Hope was what drew tens of thousands of young people to San Francisco in the Summer of Love. But just a year later, that hope was torpedoed by violence. Martin Luther King, Jr. was assassinated; so, too, was Robert Kennedy. The Tet Offensive turned 1968 into the deadliest year of the Vietnam War.

Smuin dancers Robert Kretz and Erin Yarbrough-Powell with members of the company in Trey McIntyre's ‘Be Here Now’
Smuin dancers Robert Kretz and Erin Yarbrough-Powell with members of the company in Trey McIntyre’s ‘Be Here Now.’ (Photo: Keith Sutter)

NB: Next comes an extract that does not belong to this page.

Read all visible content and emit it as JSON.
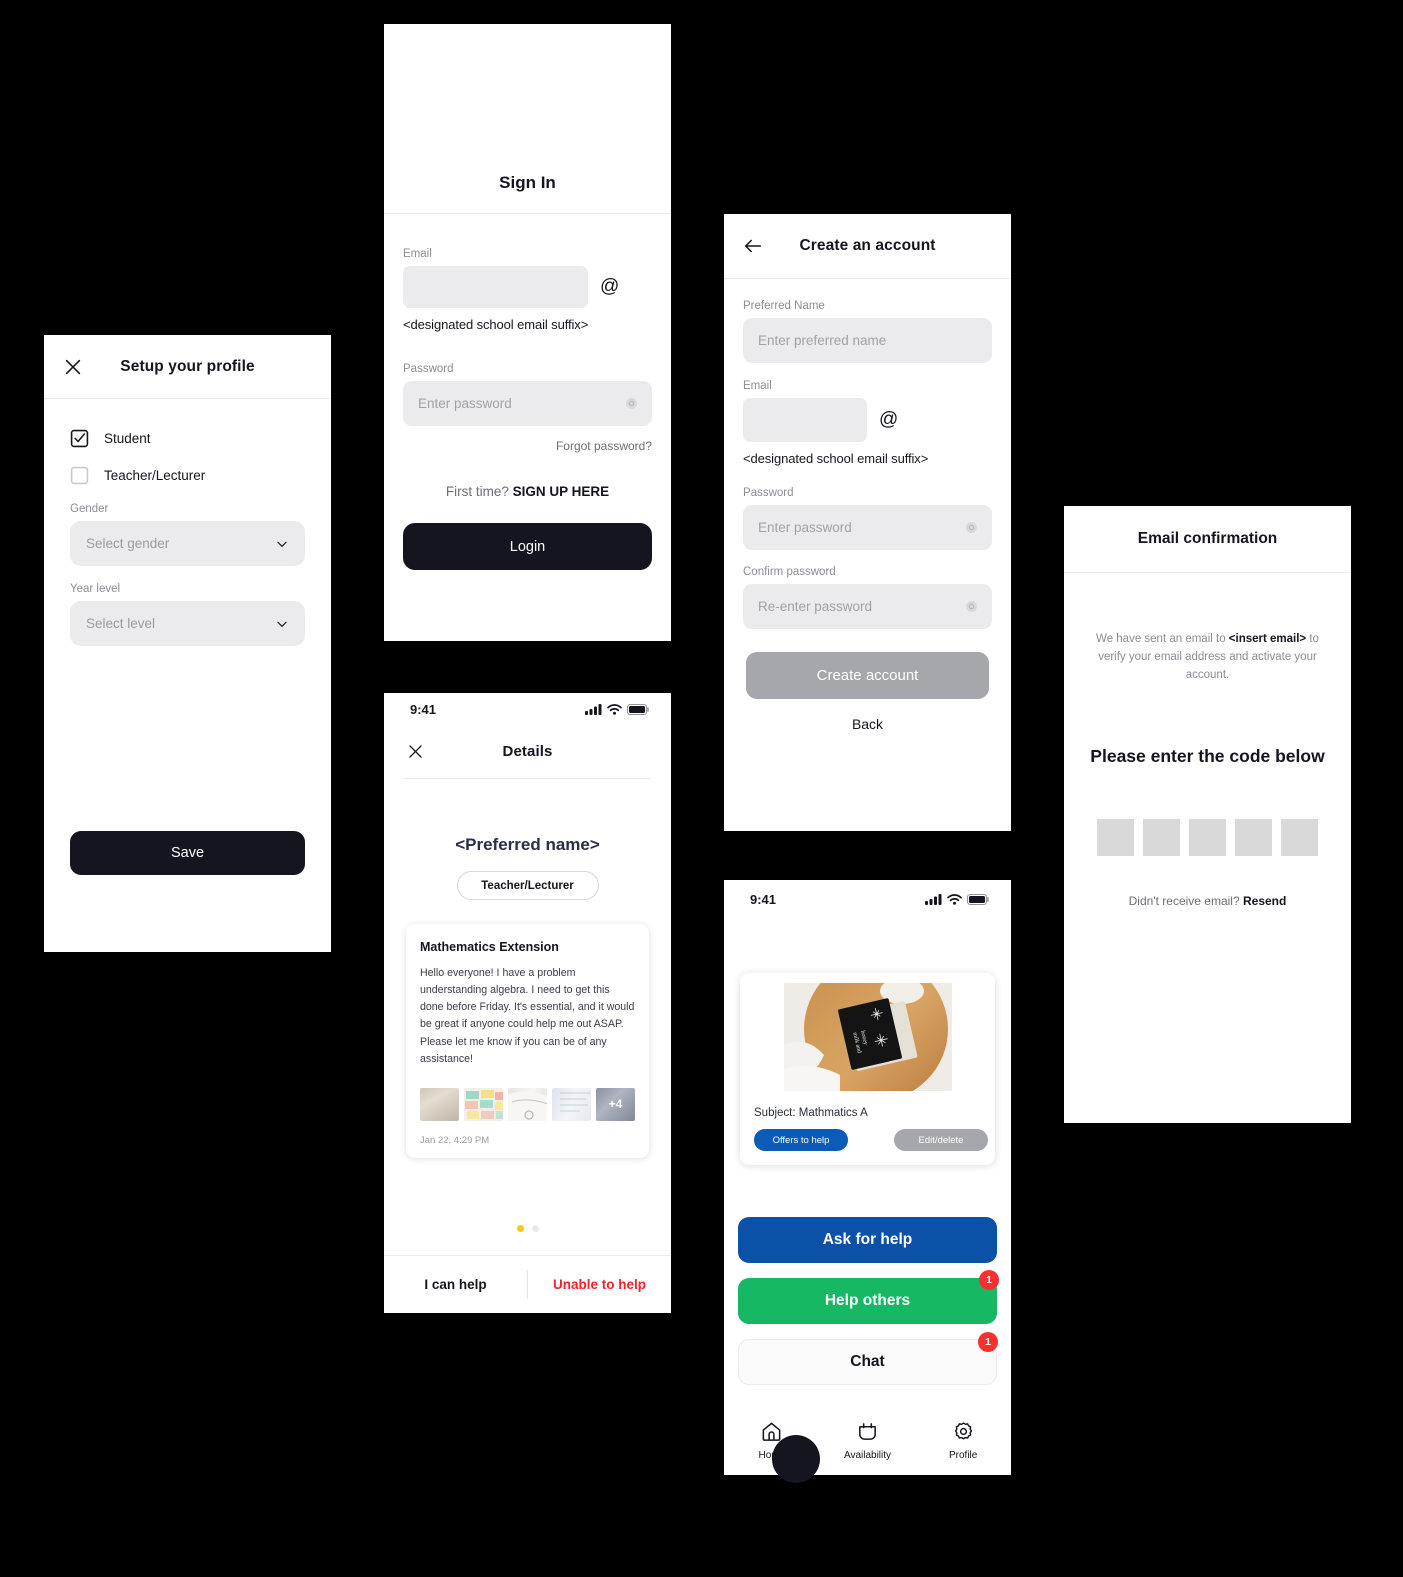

In program notes for Be Here Now, Trey McIntyre writes eloquently and gloomily of the impact of the counterculture on his generation, born in the aftermath of the Summer of Love. “It is impossible for a child to understand the very adult Jenga of justifications that leads the world to point so much destruction at itself,” he writes. “The blissful utopia that the hippie movement sought was the perfect antidote. The goal was love and acceptance of all people. We banded together to fight for the rights of the oppressed and against the restrictive hold of outdated social models. We banded together to fight war.”

From such troubled times — then and now — works emerge, like Be Here Now and Broken Open, that are both exuberant and chilling.